A new 60mph speed limit on a section of the M1 is being proposed by the Government in a bid to cut air pollution.
The reduced speed limit would apply to a 32-mile stretch between junction 28, near Matlock in Derbyshire, and junction 35a, north of Rotherham.
While variable speed limits have been widely used to help traffic flow, the RAC points out this could be the first time they have been used to cut air pollution.
The proposal has only been put out to consultation at this stage.
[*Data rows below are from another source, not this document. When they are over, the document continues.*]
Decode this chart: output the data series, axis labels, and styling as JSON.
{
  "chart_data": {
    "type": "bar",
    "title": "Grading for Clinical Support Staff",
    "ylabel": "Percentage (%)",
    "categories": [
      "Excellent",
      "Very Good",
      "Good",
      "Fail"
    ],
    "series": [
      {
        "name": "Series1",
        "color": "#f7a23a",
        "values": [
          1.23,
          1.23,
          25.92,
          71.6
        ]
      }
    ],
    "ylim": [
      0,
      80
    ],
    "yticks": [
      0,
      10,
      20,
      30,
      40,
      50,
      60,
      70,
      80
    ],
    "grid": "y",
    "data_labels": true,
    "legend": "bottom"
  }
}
Nevertheless as it announced the plan, the Highways Agency said the 60mph limit would most likely remain in place for "several years" and it could "pave the way for similar restrictions on other sections of motorway".
As well as cutting air pollution it said the move will bring "reduced congestion, increased capacity and improved journey time reliability for users of the motorway" but it conceded there will be a "negative impact on business efficiency and individual mobility".
There would continue to be a normal 70mph speed limit on the rest of the M1, which runs between north London and Leeds.
RAC technical director David Bizley said: "This is a landmark proposal as to the best of our knowledge motorway speed limits have not previously been lowered in order to comply with environmental legislation.
"If this becomes reality for the 34-mile stretch of the M1, which seems highly likely, it would certainly negate some of the current benefits of operating this section as a 'smart' motorway where motorists are allowed to use the hard shoulder to reduce congestion.
"More worryingly, it could pave the way for similar restrictions on other sections of motorway. While preserving air quality is obviously a paramount concern there will inevitably be a negative impact on business efficiency and individual mobility.
"This very powerfully demonstrates the impact that speed has on emissions and many will be surprised to hear that a reduction of just 10mph can have such a significant effect on improving air quality."
He added: "Perhaps the Government should be considering reintroduction of incentives to scrap older high polluting vehicles to minimise the need for speed restrictions of the type proposed."